An RNA gene expressed during cortical development evolved rapidly in humans

I can't say it any better than the abstract by Pollard et al. does:

"The developmental and evolutionary mechanisms behind the emergence of human-specific brain features remain largely unknown. However, the recent ability to compare our genome to that of our closest relative, the chimpanzee, provides new avenues to link genetic and phenotypic changes in the evolution of the human brain. We devised a ranking of regions in the human genome that show significant evolutionary acceleration. Here we report that the most dramatic of these 'human accelerated regions', HAR1, is part of a novel RNA gene (HAR1F) that is expressed specifically in Cajal–Retzius neurons in the developing human neocortex from 7 to 19 gestational weeks, a crucial period for cortical neuron specification and migration. HAR1F is co-expressed with reelin, a product of Cajal–Retzius neurons that is of fundamental importance in specifying the six-layer structure of the human cortex.

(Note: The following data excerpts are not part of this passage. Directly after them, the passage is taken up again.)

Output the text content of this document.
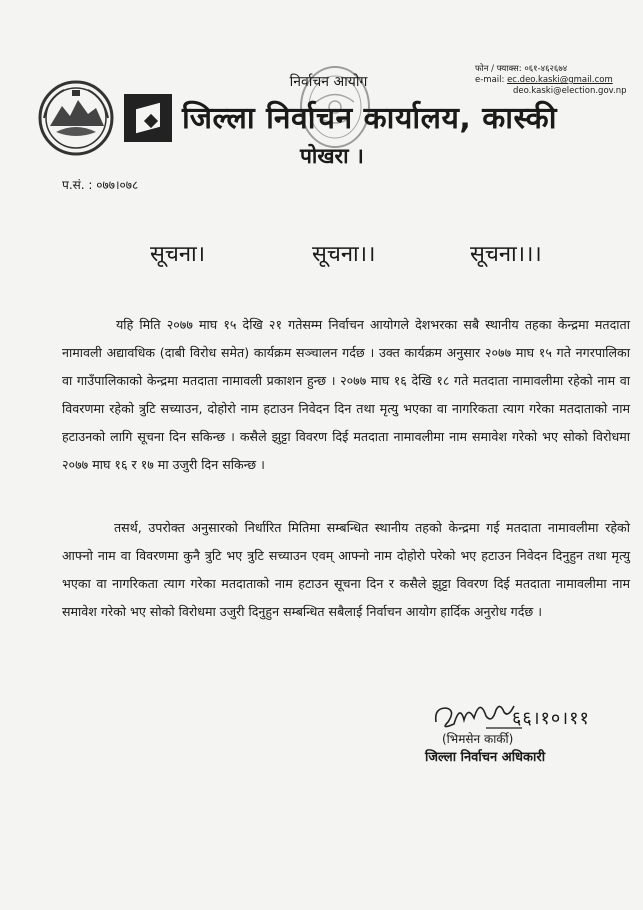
निर्वाचन आयोग
जिल्ला निर्वाचन कार्यालय, कास्की
पोखरा ।
फोन / फ्याक्स: ०६१-४६२६७४
e-mail: ec.deo.kaski@gmail.com
deo.kaski@election.gov.np
प.सं. : ०७७।०७८
सूचना।	सूचना।।	सूचना।।।

यहि मिति २०७७ माघ १५ देखि २१ गतेसम्म निर्वाचन आयोगले देशभरका सबै स्थानीय तहका केन्द्रमा मतदाता नामावली अद्यावधिक (दाबी विरोध समेत) कार्यक्रम सञ्चालन गर्दछ । उक्त कार्यक्रम अनुसार २०७७ माघ १५ गते नगरपालिका वा गाउँपालिकाको केन्द्रमा मतदाता नामावली प्रकाशन हुन्छ । २०७७ माघ १६ देखि १८ गते मतदाता नामावलीमा रहेको नाम वा विवरणमा रहेको त्रुटि सच्याउन, दोहोरो नाम हटाउन निवेदन दिन तथा मृत्यु भएका वा नागरिकता त्याग गरेका मतदाताको नाम हटाउनको लागि सूचना दिन सकिन्छ । कसैले झुट्टा विवरण दिई मतदाता नामावलीमा नाम समावेश गरेको भए सोको विरोधमा २०७७ माघ १६ र १७ मा उजुरी दिन सकिन्छ ।

तसर्थ, उपरोक्त अनुसारको निर्धारित मितिमा सम्बन्धित स्थानीय तहको केन्द्रमा गई मतदाता नामावलीमा रहेको आफ्नो नाम वा विवरणमा कुनै त्रुटि भए त्रुटि सच्याउन एवम् आफ्नो नाम दोहोरो परेको भए हटाउन निवेदन दिनुहुन तथा मृत्यु भएका वा नागरिकता त्याग गरेका मतदाताको नाम हटाउन सूचना दिन र कसैले झुट्टा विवरण दिई मतदाता नामावलीमा नाम समावेश गरेको भए सोको विरोधमा उजुरी दिनुहुन सम्बन्धित सबैलाई निर्वाचन आयोग हार्दिक अनुरोध गर्दछ ।

६६।१०।११
(भिमसेन कार्की)
जिल्ला निर्वाचन अधिकारी
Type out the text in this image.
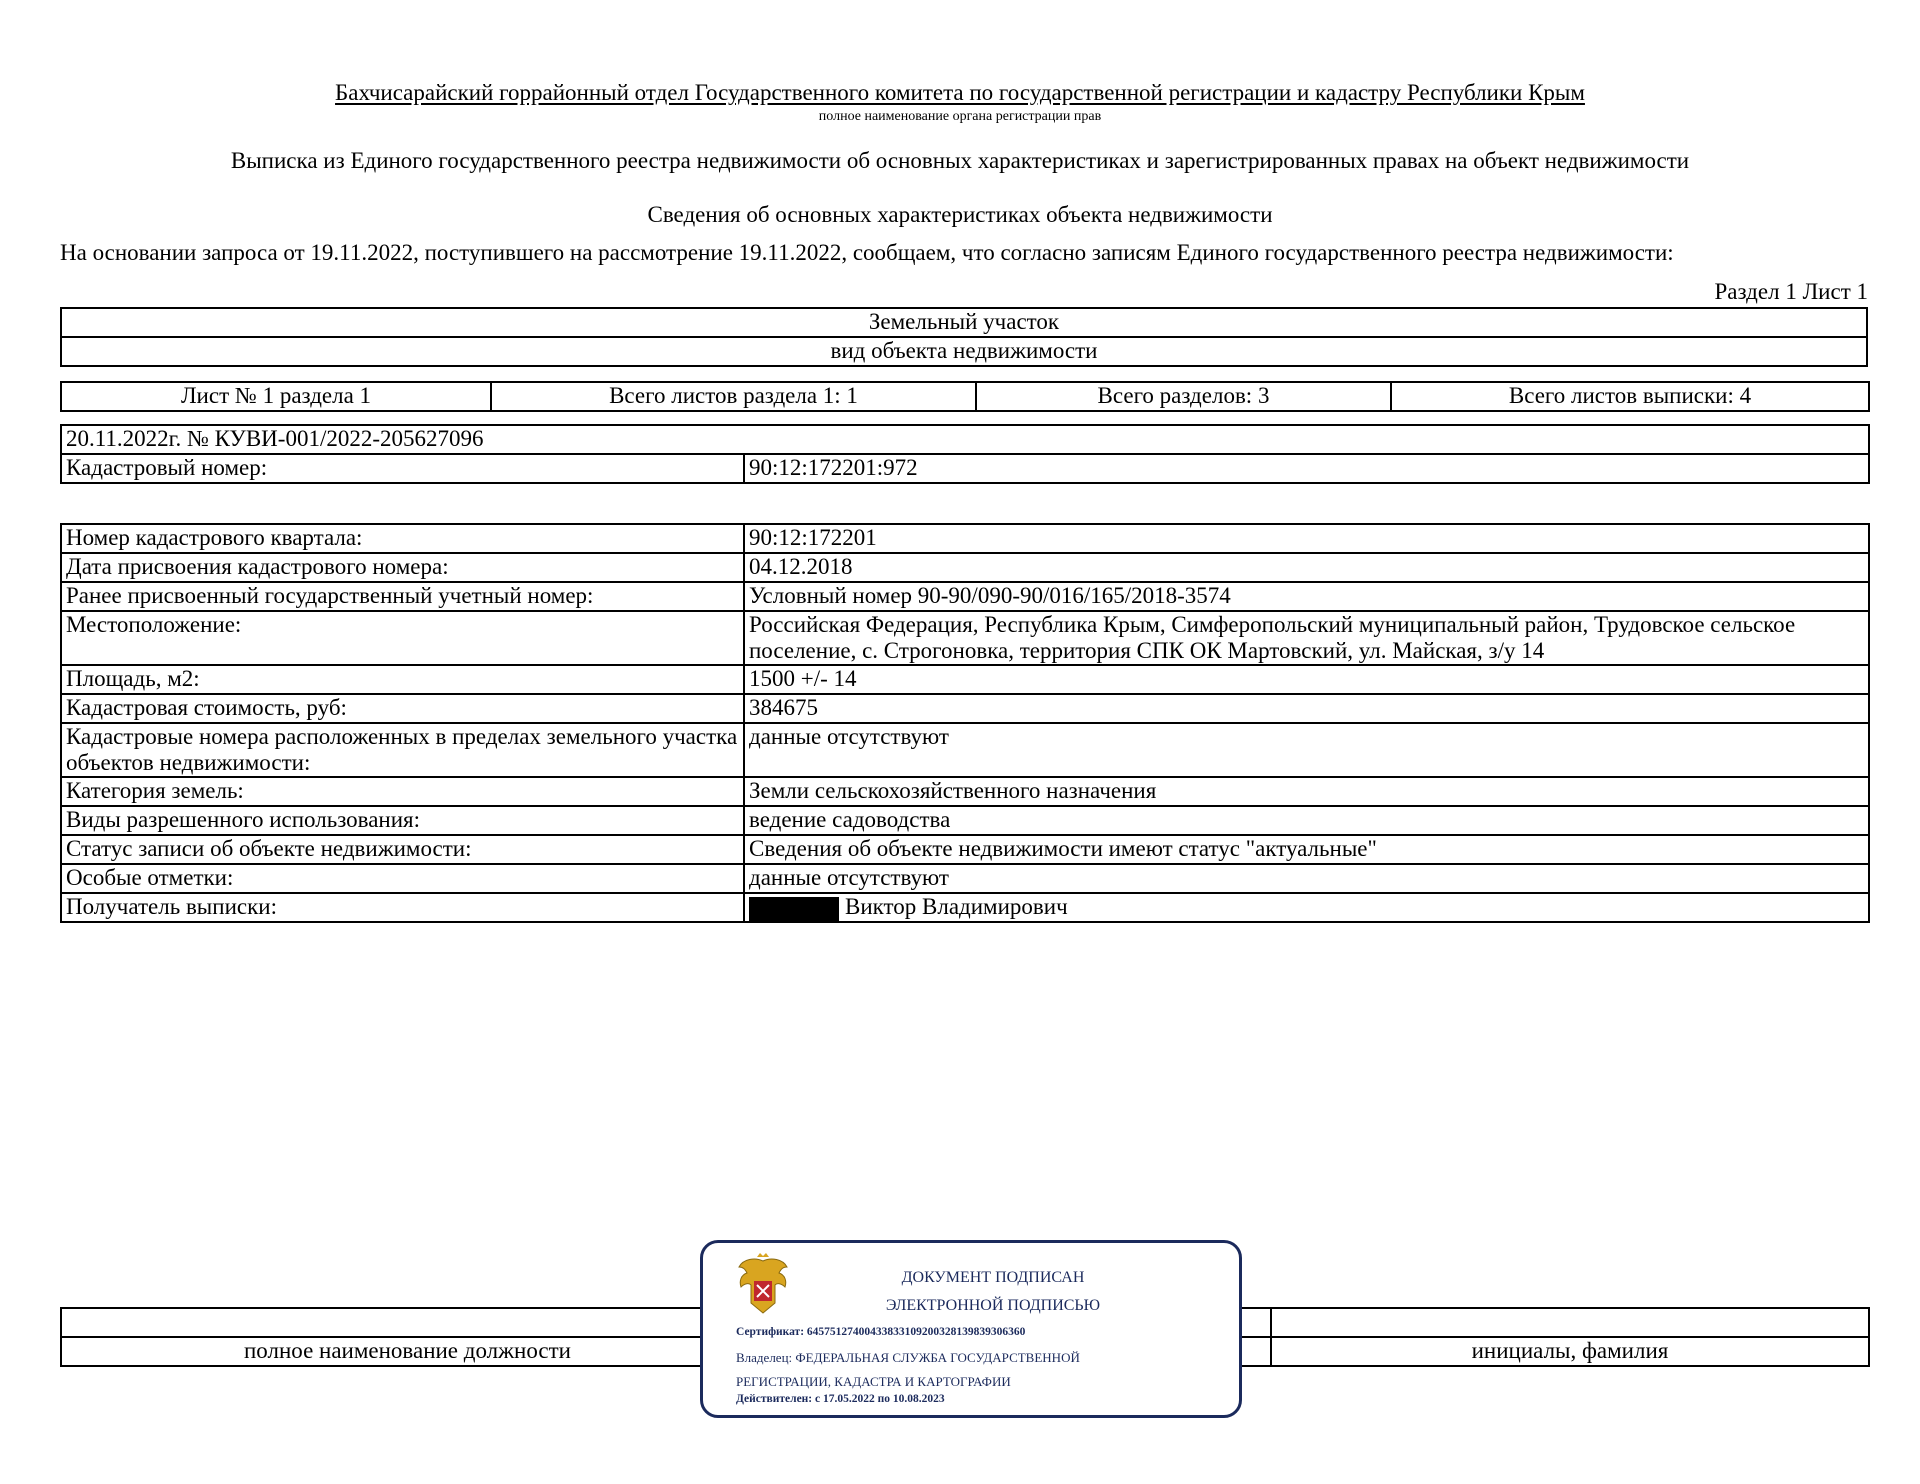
Бахчисарайский горрайонный отдел Государственного комитета по государственной регистрации и кадастру Республики Крым
полное наименование органа регистрации прав
Выписка из Единого государственного реестра недвижимости об основных характеристиках и зарегистрированных правах на объект недвижимости
Сведения об основных характеристиках объекта недвижимости
На основании запроса от 19.11.2022, поступившего на рассмотрение 19.11.2022, сообщаем, что согласно записям Единого государственного реестра недвижимости:
Раздел 1 Лист 1
Земельный участок
вид объекта недвижимости
Лист № 1 раздела 1	Всего листов раздела 1: 1	Всего разделов: 3	Всего листов выписки: 4
20.11.2022г. № КУВИ-001/2022-205627096
Кадастровый номер:	90:12:172201:972
Номер кадастрового квартала:	90:12:172201
Дата присвоения кадастрового номера:	04.12.2018
Ранее присвоенный государственный учетный номер:	Условный номер 90-90/090-90/016/165/2018-3574
Местоположение:	Российская Федерация, Республика Крым, Симферопольский муниципальный район, Трудовское сельское поселение, с. Строгоновка, территория СПК ОК Мартовский, ул. Майская, з/у 14
Площадь, м2:	1500 +/- 14
Кадастровая стоимость, руб:	384675
Кадастровые номера расположенных в пределах земельного участка объектов недвижимости:	данные отсутствуют
Категория земель:	Земли сельскохозяйственного назначения
Виды разрешенного использования:	ведение садоводства
Статус записи об объекте недвижимости:	Сведения об объекте недвижимости имеют статус "актуальные"
Особые отметки:	данные отсутствуют
Получатель выписки:	Виктор Владимирович

полное наименование должности	инициалы, фамилия
ДОКУМЕНТ ПОДПИСАН
ЭЛЕКТРОННОЙ ПОДПИСЬЮ
Сертификат: 645751274004338331092003281398393063​60
Владелец: ФЕДЕРАЛЬНАЯ СЛУЖБА ГОСУДАРСТВЕННОЙ
РЕГИСТРАЦИИ, КАДАСТРА И КАРТОГРАФИИ
Действителен: с 17.05.2022 по 10.08.2023
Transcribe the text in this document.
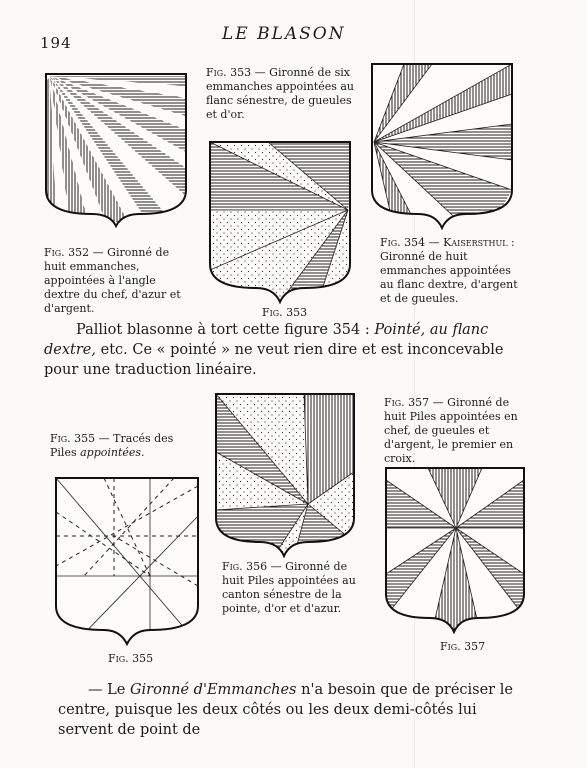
194	LE BLASON
Fig. 353 — Gironné de six emmanches appointées au flanc sénestre, de gueules et d'or.
Fig. 352 — Gironné de huit emmanches, appointées à l'angle dextre du chef, d'azur et d'argent.
Fig. 354 — Kaisersthul : Gironné de huit emmanches appointées au flanc dextre, d'argent et de gueules.
Fig. 353
Palliot blasonne à tort cette figure 354 : Pointé, au flanc dextre, etc. Ce « pointé » ne veut rien dire et est inconcevable pour une traduction linéaire.
Fig. 357 — Gironné de huit Piles appointées en chef, de gueules et d'argent, le premier en croix.
Fig. 355 — Tracés des Piles appointées.
Fig. 356 — Gironné de huit Piles appointées au canton sénestre de la pointe, d'or et d'azur.
Fig. 357
Fig. 355
— Le Gironné d'Emmanches n'a besoin que de préciser le centre, puisque les deux côtés ou les deux demi-côtés lui servent de point de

HAR1 and the other human accelerated regions provide new candidates in the search for uniquely human biology."

The work suggests that protein-coding genes may not be the movers and shakers of human evolution. Rather, the non-coding 'dark matter' of genomes may harbour most of these vital changes, such as the set of 49 HAR regions - with HAR1 having accrued 18 changes in sequence since our divergence from chimpanzees, whereas only 1 or 2 substitutions would have been expected by chance.